New Jersey partners with communities to administer vaccines in underserved areas

Cyril Josh Barker | 2/18/2021, midnight
According to reports, African Americans in New Jersey account for less than 5% of people getting the COVID-19 vaccine. Black ...
Governor Phil Murphy visits the Mary McLeod Bethune Life Center in Jersey City, NJ where COVID-19 vaccines are being administered on February 10, 2021. Josue Lora/NJ Governor's office

According to reports, African Americans in New Jersey account for less than 5% of people getting the COVID-19 vaccine. Black men only account for 2%. Gov. Phil Murphy hopes to change that with community partnerships to get vaccines in underserved areas of the Garden State.

New community-based vaccination sites are being supported through a partnership by the New Jersey Department of Health, New Jersey Office of Emergency Management, Federal Emergency Management Agency, and U.S. Department of Defense, in addition to local faith leaders, nonprofit organizations, local officials, and health departments. The community-based vaccination partnership will vaccinate 15,000 residents through the end of March.

“Among our highest priorities is ensuring equitable access to appointments and vaccinations,” said Murphy. “We are grateful for this unique partnership between our state agencies, federal government, and faith and local leaders as we begin this new phase in our vaccination effort to provide New Jerseyans with access to vaccines.”

The initial phase of the community-based vaccination partnership will include sites in Somerset, Trenton, Elizabeth, Vineland, and Paterson.
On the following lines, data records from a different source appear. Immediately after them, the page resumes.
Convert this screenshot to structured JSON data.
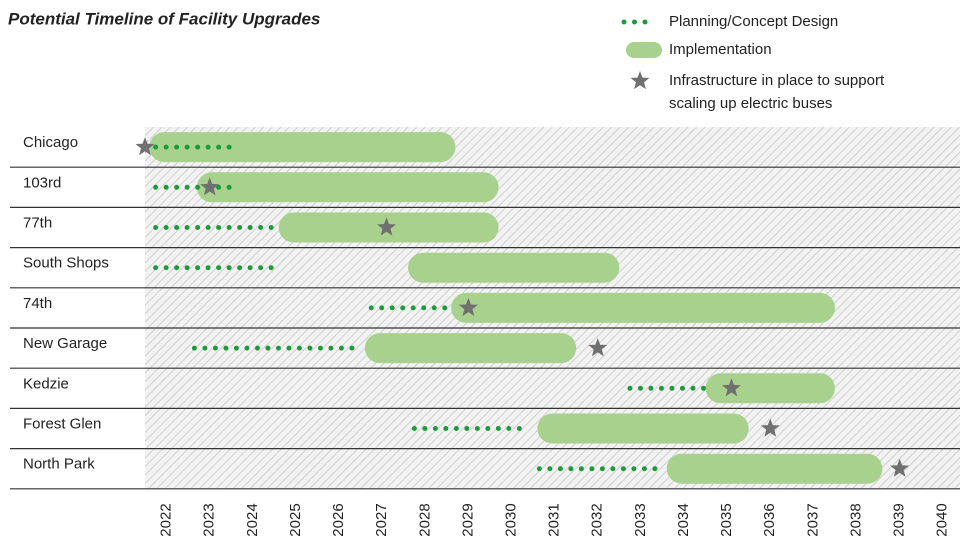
{
  "chart_data": {
    "type": "timeline",
    "title": "Potential Timeline of Facility Upgrades",
    "categories": [
      "Chicago",
      "103rd",
      "77th",
      "South Shops",
      "74th",
      "New Garage",
      "Kedzie",
      "Forest Glen",
      "North Park"
    ],
    "series": [
      {
        "name": "Planning/Concept Design",
        "kind": "dots",
        "color": "#1e9a3c",
        "start": [
          2021.7,
          2021.7,
          2021.7,
          2021.7,
          2026.7,
          2022.6,
          2032.7,
          2027.7,
          2030.6
        ],
        "end": [
          2023.5,
          2023.6,
          2024.6,
          2024.6,
          2028.5,
          2026.5,
          2034.5,
          2030.4,
          2033.5
        ]
      },
      {
        "name": "Implementation",
        "kind": "bar",
        "color": "#a9d18e",
        "start": [
          2021.6,
          2022.7,
          2024.6,
          2027.6,
          2028.6,
          2026.6,
          2034.5,
          2030.6,
          2033.6
        ],
        "end": [
          2028.7,
          2029.7,
          2029.7,
          2032.5,
          2037.5,
          2031.5,
          2037.5,
          2035.5,
          2038.6
        ]
      },
      {
        "name": [
          "Infrastructure in place to support",
          "scaling up electric buses"
        ],
        "kind": "star",
        "color": "#707070",
        "values": [
          2021.5,
          2023.0,
          2027.1,
          null,
          2029.0,
          2032.0,
          2035.1,
          2036.0,
          2039.0
        ]
      }
    ],
    "xlim": [
      2021.5,
      2040.4
    ],
    "xticks": [
      2022,
      2023,
      2024,
      2025,
      2026,
      2027,
      2028,
      2029,
      2030,
      2031,
      2032,
      2033,
      2034,
      2035,
      2036,
      2037,
      2038,
      2039,
      2040
    ]
  }
}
The locations were selected because they have been disproportionately impacted by COVID-19 and are some of the most diverse and socio-economically challenged communities in the state. The partnership launched on Monday at the First Baptist Church of Lincoln Gardens in Somerset.

“We are ready for this. We’ve had educational webinars for our members for the past month,” said Rev. Dr. DeForest B. Soaries, Jr., senior pastor of First Baptist Church of Lincoln Gardens in Somerset. “Overwhelmingly, African American and Hispanic members of our church and community are ready to take this vaccine. I have a woman 105 years old registered for the vaccine. We have 100 staff and volunteers who are going to serve and assist seniors.”
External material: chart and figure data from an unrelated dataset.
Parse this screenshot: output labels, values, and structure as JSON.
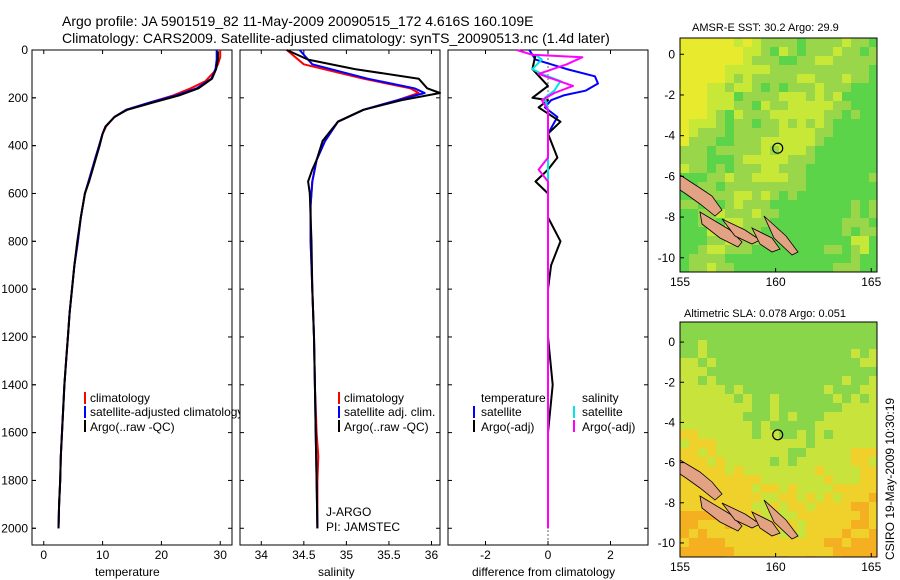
{
  "figure": {
    "title_line1": "Argo profile: JA 5901519_82 11-May-2009 20090515_172 4.616S 160.109E",
    "title_line2": "Climatology: CARS2009. Satellite-adjusted climatology: synTS_20090513.nc (1.4d later)",
    "side_label": "CSIRO 19-May-2009 10:30:19",
    "colors": {
      "climatology": "#ff0000",
      "adjusted": "#0000ff",
      "argo": "#000000",
      "sat_salinity": "#00e5e5",
      "argo_adj_salinity": "#ff00ff"
    }
  },
  "chart_data": [
    {
      "type": "line",
      "id": "temperature",
      "xlabel": "temperature",
      "ylabel": "",
      "xlim": [
        -2,
        32
      ],
      "ylim": [
        0,
        2070
      ],
      "y_inverted": true,
      "xticks": [
        0,
        10,
        20,
        30
      ],
      "yticks": [
        0,
        200,
        400,
        600,
        800,
        1000,
        1200,
        1400,
        1600,
        1800,
        2000
      ],
      "legend": [
        "climatology",
        "satellite-adjusted climatology",
        "Argo(..raw -QC)"
      ],
      "series": [
        {
          "name": "climatology",
          "color": "#ff0000",
          "points": [
            [
              30,
              0
            ],
            [
              30,
              30
            ],
            [
              29.6,
              60
            ],
            [
              29,
              90
            ],
            [
              27.5,
              130
            ],
            [
              25,
              160
            ],
            [
              22,
              190
            ],
            [
              18,
              220
            ],
            [
              14,
              250
            ],
            [
              12,
              280
            ],
            [
              10.6,
              320
            ],
            [
              10,
              350
            ],
            [
              9.4,
              400
            ],
            [
              8.8,
              450
            ],
            [
              8.2,
              500
            ],
            [
              7.6,
              550
            ],
            [
              7,
              600
            ],
            [
              6.3,
              700
            ],
            [
              5.8,
              800
            ],
            [
              5.2,
              900
            ],
            [
              4.8,
              1000
            ],
            [
              4.4,
              1100
            ],
            [
              4.1,
              1200
            ],
            [
              3.8,
              1300
            ],
            [
              3.5,
              1400
            ],
            [
              3.3,
              1500
            ],
            [
              3.1,
              1600
            ],
            [
              2.9,
              1700
            ],
            [
              2.8,
              1800
            ],
            [
              2.6,
              1900
            ],
            [
              2.5,
              2000
            ]
          ]
        },
        {
          "name": "satellite-adjusted climatology",
          "color": "#0000ff",
          "points": [
            [
              29.4,
              0
            ],
            [
              29.4,
              40
            ],
            [
              29.2,
              80
            ],
            [
              28.5,
              120
            ],
            [
              26,
              160
            ],
            [
              22.5,
              190
            ],
            [
              18,
              220
            ],
            [
              14,
              250
            ],
            [
              12,
              280
            ],
            [
              10.5,
              320
            ],
            [
              10,
              350
            ],
            [
              9.4,
              400
            ],
            [
              8.8,
              450
            ],
            [
              8.2,
              500
            ],
            [
              7.6,
              550
            ],
            [
              7,
              600
            ],
            [
              6.3,
              700
            ],
            [
              5.8,
              800
            ],
            [
              5.2,
              900
            ],
            [
              4.8,
              1000
            ],
            [
              4.4,
              1100
            ],
            [
              4.1,
              1200
            ],
            [
              3.8,
              1300
            ],
            [
              3.5,
              1400
            ],
            [
              3.3,
              1500
            ],
            [
              3.1,
              1600
            ],
            [
              2.9,
              1700
            ],
            [
              2.8,
              1800
            ],
            [
              2.6,
              1900
            ],
            [
              2.5,
              2000
            ]
          ]
        },
        {
          "name": "Argo(..raw -QC)",
          "color": "#000000",
          "points": [
            [
              29.6,
              5
            ],
            [
              29.6,
              40
            ],
            [
              29.3,
              80
            ],
            [
              28.6,
              120
            ],
            [
              26.3,
              160
            ],
            [
              23,
              190
            ],
            [
              18.5,
              220
            ],
            [
              14.2,
              250
            ],
            [
              12,
              280
            ],
            [
              10.5,
              320
            ],
            [
              10,
              350
            ],
            [
              9.5,
              400
            ],
            [
              8.9,
              450
            ],
            [
              8.3,
              500
            ],
            [
              7.7,
              550
            ],
            [
              7,
              600
            ],
            [
              6.3,
              700
            ],
            [
              5.7,
              800
            ],
            [
              5.2,
              900
            ],
            [
              4.8,
              1000
            ],
            [
              4.4,
              1100
            ],
            [
              4.1,
              1200
            ],
            [
              3.8,
              1300
            ],
            [
              3.5,
              1400
            ],
            [
              3.3,
              1500
            ],
            [
              3.1,
              1600
            ],
            [
              2.9,
              1700
            ],
            [
              2.8,
              1800
            ],
            [
              2.6,
              1900
            ],
            [
              2.5,
              2000
            ]
          ]
        }
      ]
    },
    {
      "type": "line",
      "id": "salinity",
      "xlabel": "salinity",
      "ylabel": "",
      "xlim": [
        33.75,
        36.1
      ],
      "ylim": [
        0,
        2070
      ],
      "y_inverted": true,
      "xticks": [
        34,
        34.5,
        35,
        35.5,
        36
      ],
      "legend": [
        "climatology",
        "satellite adj. clim.",
        "Argo(..raw -QC)"
      ],
      "annotation": [
        "J-ARGO",
        "PI: JAMSTEC"
      ],
      "series": [
        {
          "name": "climatology",
          "color": "#ff0000",
          "points": [
            [
              34.3,
              0
            ],
            [
              34.5,
              60
            ],
            [
              35.2,
              120
            ],
            [
              35.75,
              160
            ],
            [
              35.85,
              180
            ],
            [
              35.6,
              210
            ],
            [
              35.2,
              250
            ],
            [
              34.9,
              300
            ],
            [
              34.75,
              380
            ],
            [
              34.65,
              460
            ],
            [
              34.6,
              550
            ],
            [
              34.58,
              650
            ],
            [
              34.58,
              800
            ],
            [
              34.6,
              1000
            ],
            [
              34.62,
              1200
            ],
            [
              34.63,
              1400
            ],
            [
              34.65,
              1600
            ],
            [
              34.67,
              1700
            ],
            [
              34.66,
              1800
            ],
            [
              34.66,
              1900
            ],
            [
              34.66,
              2000
            ]
          ]
        },
        {
          "name": "satellite adj. clim.",
          "color": "#0000ff",
          "points": [
            [
              34.45,
              0
            ],
            [
              34.6,
              60
            ],
            [
              35.25,
              120
            ],
            [
              35.8,
              160
            ],
            [
              35.92,
              180
            ],
            [
              35.6,
              210
            ],
            [
              35.2,
              250
            ],
            [
              34.9,
              300
            ],
            [
              34.75,
              380
            ],
            [
              34.65,
              460
            ],
            [
              34.6,
              550
            ],
            [
              34.58,
              650
            ],
            [
              34.58,
              800
            ],
            [
              34.6,
              1000
            ],
            [
              34.62,
              1200
            ],
            [
              34.63,
              1400
            ],
            [
              34.64,
              1600
            ],
            [
              34.65,
              1800
            ],
            [
              34.66,
              2000
            ]
          ]
        },
        {
          "name": "Argo(..raw -QC)",
          "color": "#000000",
          "points": [
            [
              34.3,
              0
            ],
            [
              34.55,
              40
            ],
            [
              35.1,
              80
            ],
            [
              35.85,
              120
            ],
            [
              35.95,
              160
            ],
            [
              36.1,
              180
            ],
            [
              35.65,
              210
            ],
            [
              35.2,
              250
            ],
            [
              34.9,
              300
            ],
            [
              34.72,
              380
            ],
            [
              34.65,
              460
            ],
            [
              34.6,
              500
            ],
            [
              34.55,
              550
            ],
            [
              34.57,
              600
            ],
            [
              34.58,
              700
            ],
            [
              34.59,
              800
            ],
            [
              34.6,
              1000
            ],
            [
              34.62,
              1200
            ],
            [
              34.63,
              1400
            ],
            [
              34.64,
              1600
            ],
            [
              34.65,
              1800
            ],
            [
              34.66,
              2000
            ]
          ]
        }
      ]
    },
    {
      "type": "line",
      "id": "difference",
      "xlabel": "difference from climatology",
      "ylabel": "",
      "xlim": [
        -3.2,
        3.2
      ],
      "ylim": [
        0,
        2070
      ],
      "y_inverted": true,
      "xticks": [
        -2,
        0,
        2
      ],
      "legend_headers": [
        "temperature",
        "salinity"
      ],
      "legend": [
        "satellite",
        "Argo(-adj)",
        "satellite",
        "Argo(-adj)"
      ],
      "series": [
        {
          "name": "temperature satellite",
          "color": "#0000ff",
          "points": [
            [
              -0.6,
              0
            ],
            [
              -0.4,
              40
            ],
            [
              0.6,
              80
            ],
            [
              1.5,
              110
            ],
            [
              1.6,
              140
            ],
            [
              1.2,
              170
            ],
            [
              0.5,
              190
            ],
            [
              0.1,
              210
            ],
            [
              -0.1,
              240
            ],
            [
              0.3,
              280
            ],
            [
              0,
              350
            ],
            [
              0,
              500
            ],
            [
              0,
              800
            ],
            [
              0,
              1200
            ],
            [
              0,
              1600
            ],
            [
              0,
              2000
            ]
          ]
        },
        {
          "name": "temperature Argo(-adj)",
          "color": "#000000",
          "points": [
            [
              -0.4,
              20
            ],
            [
              -0.5,
              80
            ],
            [
              0,
              150
            ],
            [
              -0.5,
              200
            ],
            [
              0,
              210
            ],
            [
              -0.3,
              240
            ],
            [
              0.4,
              300
            ],
            [
              0,
              350
            ],
            [
              0.3,
              450
            ],
            [
              0,
              500
            ],
            [
              -0.4,
              550
            ],
            [
              0,
              600
            ],
            [
              0,
              700
            ],
            [
              0.4,
              800
            ],
            [
              0.1,
              900
            ],
            [
              0,
              1000
            ],
            [
              0,
              1200
            ],
            [
              0.15,
              1400
            ],
            [
              0,
              1600
            ],
            [
              0,
              2000
            ]
          ]
        },
        {
          "name": "salinity satellite",
          "color": "#00e5e5",
          "points": [
            [
              -0.4,
              20
            ],
            [
              -0.2,
              40
            ],
            [
              -0.5,
              80
            ],
            [
              -0.2,
              100
            ],
            [
              0.4,
              130
            ],
            [
              0.2,
              170
            ],
            [
              -0.1,
              200
            ],
            [
              0,
              250
            ],
            [
              0,
              400
            ],
            [
              0,
              800
            ],
            [
              0,
              1200
            ],
            [
              0,
              1600
            ],
            [
              0,
              2000
            ]
          ]
        },
        {
          "name": "salinity Argo(-adj)",
          "color": "#ff00ff",
          "points": [
            [
              -1,
              0
            ],
            [
              -0.5,
              20
            ],
            [
              1.1,
              30
            ],
            [
              0.6,
              60
            ],
            [
              -0.3,
              100
            ],
            [
              0.8,
              150
            ],
            [
              0.2,
              180
            ],
            [
              -0.2,
              210
            ],
            [
              0,
              250
            ],
            [
              0,
              450
            ],
            [
              -0.3,
              500
            ],
            [
              0,
              550
            ],
            [
              0,
              800
            ],
            [
              0,
              1200
            ],
            [
              0,
              1600
            ],
            [
              0,
              2000
            ]
          ]
        }
      ]
    },
    {
      "type": "heatmap",
      "id": "sst_map",
      "title": "AMSR-E SST: 30.2 Argo: 29.9",
      "xlim": [
        155,
        165.3
      ],
      "ylim": [
        -10.7,
        0.8
      ],
      "xticks": [
        155,
        160,
        165
      ],
      "yticks": [
        0,
        -2,
        -4,
        -6,
        -8,
        -10
      ],
      "colors": [
        "#9ad64a",
        "#5cd44a",
        "#c8e838",
        "#e8ea2e"
      ],
      "argo_position": [
        160.109,
        -4.616
      ]
    },
    {
      "type": "heatmap",
      "id": "sla_map",
      "title": "Altimetric SLA: 0.078 Argo: 0.051",
      "xlim": [
        155,
        165.3
      ],
      "ylim": [
        -10.7,
        1
      ],
      "xticks": [
        155,
        160,
        165
      ],
      "yticks": [
        0,
        -2,
        -4,
        -6,
        -8,
        -10
      ],
      "colors": [
        "#8ad64a",
        "#c8e43c",
        "#f0d02a",
        "#f4b020"
      ],
      "argo_position": [
        160.109,
        -4.616
      ]
    }
  ]
}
In order to ensure equitable access in these high-need cities, sites will operate as closed points of distribution for members of the immediate community only. Vaccination appointments will be required and will be handled directly through partnering houses of worship, community organizations, and local community leaders.

Each site will coordinate with a health partner and vaccines will be dispensed from the State’s allocation. A vaccination support team from the Department of Defense will provide the clinical staffing at the sites and the Federal Emergency Management Agency will provide non-medical support.
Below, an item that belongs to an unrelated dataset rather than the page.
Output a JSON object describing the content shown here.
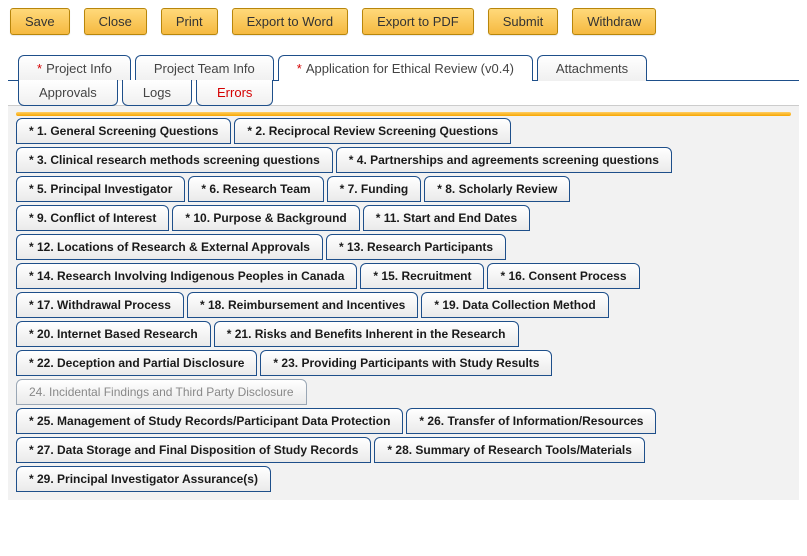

Each site will be able to vaccinate approximately 1,500 people per week and vaccinations at each location will take place over a two-week period, followed by a return to administer second doses.

“Throughout this pandemic, the Health Department’s work on the COVID-19 response and our vaccination planning has been done through an equity lens,” said New Jersey Department of Health Commissioner Judith Persichilli. “Communities of color have been disproportionately impacted by this virus, and with our interfaith community partners, we are working to increase access and availability of the vaccine to vulnerable communities.”